Relations avec la Communauté andine : six documents stratégiques de coopération avec la Communauté andine viennent d'être adoptés par la Commission. Couvrant la période 2002-2006, ils donneront lieu à une contribution communautaire représentant 420 millions d'euros pour des actions de lutte contre la pauvreté, contre la drogue, de soutien à la mise en place d'institutions politiques stables ou encore à l'intégration régionale afin de parvenir à établir une zone de paix (communiqué du 17/05/2002).
Rapport sur le marché intérieur : périodiquement, la Commission publie un rapport faisant le point sur l'avancement de la réalisation du marché intérieur. Le dernier en date fait état de progrès modestes dans la transposition des directives par les états, les " mauvais " élèves dans ce domaine étant la France et l'Allemagne, avec pour la première, la particularité qu'elle représente également, avec l'Italie, près de 30% de l'ensemble des infractions aux règles du marché intérieur. Le rapport montre aussi qu'il subsiste d'importants écarts de prix entre les différents états membres pour les produits alimentaires, les produits de consommation courante et les articles ménagers. Si l'on prend pour base un taux de 100, on apprend ainsi, par exemple, que le prix de l'eau minérale évian varie de 189 en Finlande (pays où elles est la moins chère) à 444,3 en France (pays le plus cher), des spaghetti barilla de 138 en Suède à 592,3 en Italie ou encore de la mousse à raser nivéa de 142 au Royaume-Uni à 811,8 en France (pour plus d'information :www.europa.eu.int/comm/internal_market/fr/ update/score/index.htm)

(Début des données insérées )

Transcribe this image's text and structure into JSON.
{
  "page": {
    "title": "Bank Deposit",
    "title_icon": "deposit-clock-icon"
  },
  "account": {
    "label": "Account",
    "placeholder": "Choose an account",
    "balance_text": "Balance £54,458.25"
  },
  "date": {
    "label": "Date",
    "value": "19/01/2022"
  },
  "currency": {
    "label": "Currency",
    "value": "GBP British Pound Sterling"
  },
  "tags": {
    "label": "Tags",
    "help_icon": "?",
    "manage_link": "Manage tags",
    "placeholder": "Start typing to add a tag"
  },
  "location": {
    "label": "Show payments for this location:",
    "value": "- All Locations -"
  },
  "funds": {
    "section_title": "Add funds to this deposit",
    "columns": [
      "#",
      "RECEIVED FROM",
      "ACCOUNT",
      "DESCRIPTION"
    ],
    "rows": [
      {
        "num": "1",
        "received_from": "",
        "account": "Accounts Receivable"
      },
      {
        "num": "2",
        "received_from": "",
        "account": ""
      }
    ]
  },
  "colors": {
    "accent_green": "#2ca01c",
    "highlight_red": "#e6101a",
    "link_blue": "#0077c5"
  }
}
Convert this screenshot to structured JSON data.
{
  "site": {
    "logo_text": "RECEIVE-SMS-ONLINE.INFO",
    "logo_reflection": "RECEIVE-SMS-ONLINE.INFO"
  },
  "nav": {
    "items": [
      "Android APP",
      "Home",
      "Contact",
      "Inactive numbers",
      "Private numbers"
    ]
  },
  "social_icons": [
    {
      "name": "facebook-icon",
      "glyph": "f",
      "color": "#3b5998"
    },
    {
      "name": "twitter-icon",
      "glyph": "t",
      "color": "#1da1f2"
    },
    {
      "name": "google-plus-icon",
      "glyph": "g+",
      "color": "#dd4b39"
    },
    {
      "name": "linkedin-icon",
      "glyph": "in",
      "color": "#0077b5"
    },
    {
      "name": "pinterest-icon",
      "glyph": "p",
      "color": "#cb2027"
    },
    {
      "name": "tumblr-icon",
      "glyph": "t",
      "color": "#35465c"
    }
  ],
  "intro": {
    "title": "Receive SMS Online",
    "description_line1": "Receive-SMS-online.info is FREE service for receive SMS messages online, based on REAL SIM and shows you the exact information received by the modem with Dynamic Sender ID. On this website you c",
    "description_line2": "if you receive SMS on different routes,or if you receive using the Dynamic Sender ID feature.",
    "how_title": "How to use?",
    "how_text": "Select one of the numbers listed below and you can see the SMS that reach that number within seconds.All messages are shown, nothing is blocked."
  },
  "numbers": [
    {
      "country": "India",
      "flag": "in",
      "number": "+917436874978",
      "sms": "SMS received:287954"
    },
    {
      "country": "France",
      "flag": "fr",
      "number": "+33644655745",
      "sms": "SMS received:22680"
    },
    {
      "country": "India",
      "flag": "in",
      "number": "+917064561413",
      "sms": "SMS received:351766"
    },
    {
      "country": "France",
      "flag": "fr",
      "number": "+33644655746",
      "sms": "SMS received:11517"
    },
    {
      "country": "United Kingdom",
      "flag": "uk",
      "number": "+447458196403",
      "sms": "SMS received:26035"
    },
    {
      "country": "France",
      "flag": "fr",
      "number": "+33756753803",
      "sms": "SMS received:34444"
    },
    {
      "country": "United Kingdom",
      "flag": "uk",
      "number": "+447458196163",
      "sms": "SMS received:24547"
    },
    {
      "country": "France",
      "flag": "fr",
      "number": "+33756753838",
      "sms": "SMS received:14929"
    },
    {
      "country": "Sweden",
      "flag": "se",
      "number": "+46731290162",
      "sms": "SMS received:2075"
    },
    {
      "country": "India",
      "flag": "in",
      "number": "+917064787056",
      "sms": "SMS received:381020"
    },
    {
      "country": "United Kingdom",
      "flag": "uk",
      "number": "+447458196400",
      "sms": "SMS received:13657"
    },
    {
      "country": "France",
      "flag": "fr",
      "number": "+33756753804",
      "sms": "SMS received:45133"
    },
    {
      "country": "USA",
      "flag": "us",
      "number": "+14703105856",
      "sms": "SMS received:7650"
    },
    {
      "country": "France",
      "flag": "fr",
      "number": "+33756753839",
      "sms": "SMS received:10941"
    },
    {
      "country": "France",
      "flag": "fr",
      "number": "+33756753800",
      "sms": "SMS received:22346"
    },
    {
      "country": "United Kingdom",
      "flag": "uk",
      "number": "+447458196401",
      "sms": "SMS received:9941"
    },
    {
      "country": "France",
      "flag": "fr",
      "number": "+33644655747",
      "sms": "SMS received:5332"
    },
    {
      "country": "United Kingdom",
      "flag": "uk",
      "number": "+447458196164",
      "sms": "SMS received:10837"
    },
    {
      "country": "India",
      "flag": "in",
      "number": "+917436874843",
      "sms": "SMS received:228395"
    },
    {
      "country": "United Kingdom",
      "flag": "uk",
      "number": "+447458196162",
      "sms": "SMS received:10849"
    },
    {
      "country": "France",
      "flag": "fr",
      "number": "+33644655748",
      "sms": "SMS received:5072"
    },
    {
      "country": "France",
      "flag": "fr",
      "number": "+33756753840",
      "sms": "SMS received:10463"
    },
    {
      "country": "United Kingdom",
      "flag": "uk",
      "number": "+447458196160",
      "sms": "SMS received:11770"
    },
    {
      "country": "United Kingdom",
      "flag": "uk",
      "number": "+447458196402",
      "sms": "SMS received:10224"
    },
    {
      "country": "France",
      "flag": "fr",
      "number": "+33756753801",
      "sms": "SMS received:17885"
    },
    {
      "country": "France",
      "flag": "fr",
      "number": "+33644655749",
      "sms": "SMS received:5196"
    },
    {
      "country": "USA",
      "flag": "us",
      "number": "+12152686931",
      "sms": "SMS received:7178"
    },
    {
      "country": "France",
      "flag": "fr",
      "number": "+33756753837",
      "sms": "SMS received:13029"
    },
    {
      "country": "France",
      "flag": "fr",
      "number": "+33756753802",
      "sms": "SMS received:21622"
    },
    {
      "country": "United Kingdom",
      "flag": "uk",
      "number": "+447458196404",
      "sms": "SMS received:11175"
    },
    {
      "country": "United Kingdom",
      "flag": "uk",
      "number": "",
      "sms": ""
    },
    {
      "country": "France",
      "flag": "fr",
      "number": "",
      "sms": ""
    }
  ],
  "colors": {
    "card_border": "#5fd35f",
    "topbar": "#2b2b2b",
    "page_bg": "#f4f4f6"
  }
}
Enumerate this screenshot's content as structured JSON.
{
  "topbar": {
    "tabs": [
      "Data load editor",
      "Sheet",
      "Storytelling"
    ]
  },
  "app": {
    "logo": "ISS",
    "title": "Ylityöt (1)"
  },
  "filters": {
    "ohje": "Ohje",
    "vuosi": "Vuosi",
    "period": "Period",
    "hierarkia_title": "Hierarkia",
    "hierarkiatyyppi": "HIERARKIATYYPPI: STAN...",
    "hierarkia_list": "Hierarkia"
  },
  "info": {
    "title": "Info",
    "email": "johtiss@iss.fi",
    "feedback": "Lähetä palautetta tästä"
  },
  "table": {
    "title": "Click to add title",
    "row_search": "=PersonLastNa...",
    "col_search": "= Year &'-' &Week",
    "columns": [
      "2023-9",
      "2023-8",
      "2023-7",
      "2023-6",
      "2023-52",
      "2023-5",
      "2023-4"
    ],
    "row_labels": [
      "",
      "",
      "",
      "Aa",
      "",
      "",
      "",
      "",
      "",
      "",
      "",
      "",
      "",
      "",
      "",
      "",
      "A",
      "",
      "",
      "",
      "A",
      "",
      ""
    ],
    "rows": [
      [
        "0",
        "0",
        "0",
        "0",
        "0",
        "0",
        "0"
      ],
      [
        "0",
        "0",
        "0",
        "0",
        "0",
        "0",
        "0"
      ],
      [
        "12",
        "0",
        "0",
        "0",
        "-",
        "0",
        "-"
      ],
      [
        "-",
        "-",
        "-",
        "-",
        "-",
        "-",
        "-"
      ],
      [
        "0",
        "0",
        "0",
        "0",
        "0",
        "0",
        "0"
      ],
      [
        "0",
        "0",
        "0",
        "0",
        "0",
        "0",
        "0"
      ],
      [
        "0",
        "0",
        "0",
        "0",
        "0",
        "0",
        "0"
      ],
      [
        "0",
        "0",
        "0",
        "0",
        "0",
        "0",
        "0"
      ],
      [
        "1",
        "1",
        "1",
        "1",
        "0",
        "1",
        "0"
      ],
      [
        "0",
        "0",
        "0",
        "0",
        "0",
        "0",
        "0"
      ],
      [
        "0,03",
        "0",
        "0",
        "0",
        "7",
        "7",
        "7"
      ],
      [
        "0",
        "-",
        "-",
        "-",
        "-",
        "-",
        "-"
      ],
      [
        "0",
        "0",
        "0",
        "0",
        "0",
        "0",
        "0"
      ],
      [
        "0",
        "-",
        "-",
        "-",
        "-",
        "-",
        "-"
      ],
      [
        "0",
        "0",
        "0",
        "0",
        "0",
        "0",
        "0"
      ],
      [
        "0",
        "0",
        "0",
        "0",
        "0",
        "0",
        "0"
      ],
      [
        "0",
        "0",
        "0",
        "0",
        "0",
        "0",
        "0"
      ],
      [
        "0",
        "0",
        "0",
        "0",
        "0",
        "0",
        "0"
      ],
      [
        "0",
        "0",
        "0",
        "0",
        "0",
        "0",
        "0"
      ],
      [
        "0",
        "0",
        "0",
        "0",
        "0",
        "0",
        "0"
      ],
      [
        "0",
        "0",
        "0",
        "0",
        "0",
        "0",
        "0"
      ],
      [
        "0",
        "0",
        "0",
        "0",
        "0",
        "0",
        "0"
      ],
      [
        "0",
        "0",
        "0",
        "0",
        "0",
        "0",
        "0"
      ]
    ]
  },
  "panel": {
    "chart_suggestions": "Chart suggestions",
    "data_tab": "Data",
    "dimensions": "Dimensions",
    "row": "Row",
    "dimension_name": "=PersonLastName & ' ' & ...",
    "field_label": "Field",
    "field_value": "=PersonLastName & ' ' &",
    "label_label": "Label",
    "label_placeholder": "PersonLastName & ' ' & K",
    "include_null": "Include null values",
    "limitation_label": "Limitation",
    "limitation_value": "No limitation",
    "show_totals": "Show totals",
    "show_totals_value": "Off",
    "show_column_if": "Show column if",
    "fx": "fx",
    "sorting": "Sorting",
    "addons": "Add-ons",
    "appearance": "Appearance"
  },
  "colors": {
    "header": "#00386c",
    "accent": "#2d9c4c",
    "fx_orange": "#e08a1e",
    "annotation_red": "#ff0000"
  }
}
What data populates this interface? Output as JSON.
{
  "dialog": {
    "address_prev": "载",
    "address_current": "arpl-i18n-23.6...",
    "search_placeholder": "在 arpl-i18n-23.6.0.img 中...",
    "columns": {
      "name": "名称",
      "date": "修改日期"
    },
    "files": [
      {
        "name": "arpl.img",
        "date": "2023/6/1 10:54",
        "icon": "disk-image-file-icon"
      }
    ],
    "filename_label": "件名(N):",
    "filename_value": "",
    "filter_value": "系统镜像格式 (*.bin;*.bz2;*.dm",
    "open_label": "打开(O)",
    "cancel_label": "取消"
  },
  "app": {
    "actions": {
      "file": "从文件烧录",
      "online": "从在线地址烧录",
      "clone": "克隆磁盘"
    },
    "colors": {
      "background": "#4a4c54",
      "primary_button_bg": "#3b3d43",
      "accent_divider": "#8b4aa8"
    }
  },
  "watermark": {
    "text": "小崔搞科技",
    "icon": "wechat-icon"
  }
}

Indépendance des contrôleurs des comptes : la directive 84-253 de droit des sociétés , concernant l'agrément par les États membres des personnes chargées du contrôle légal des documents comptables, dispose que les contrôleurs ne doivent pas effectuer de contrôle légal s'ils ne sont pas indépendants, sans préciser ce qu'il faut entendre par là. Afin de la compléter et tirant les enseignements de l'affaire Enron, la Commission a publié une recommandation contenant un ensemble de principes destinés à garantir l'indépendance des contrôleurs des comptes dans l'Union. Elle préconise l' interdiction d'exercer un contrôle légal s'ils ont avec leur client une relation qui pourrait affecter leur indépendance (hypothèses où le contrôleur fournit à un même client des services complémentaires au contrôle). La Commission donne également une série d'exemples de ce qui est à proscrire (ex : contrôle pour un client qui représente à lui seul un pourcentage anormalement élevé des revenus du contrôleur). La Commission a préféré passer dans un premier temps par une recommandation, c'est-à-dire un texte non contraignant dont elle verra comment il est appliqué avant d'envisager, au besoin, l'adoption d'une législation qui serait, elle, obligatoire (pour plus d'information :www. europa.eu.int/comm/internal_market/fr/ company/audit/index.htm)
Garanties financières : un des objectifs les plus importants du plan d'action pour les services financiers est en passe d'être réalisé avec l'adoption par le Parlement européen de la directive sur les garanties financières .Ce texte a déjà été approuvé par le Conseil en mars dernier, ce qui permet sa publication prochaine et son entrée en vigueur fin 2003. La nouvelle directive a pour but de limiter le risque de crédit associé aux opérations financières grâce à la constitution de garanties. Il s'agit de biens gagés par un débiteur au profit de son créancier afin de limiter la perte de ce dernier en cas de non paiement de la dette. La directive désigne la législation applicable aux contrats de garantie transfrontaliers et établit des règles uniformes (communiqué du 17/06/2002).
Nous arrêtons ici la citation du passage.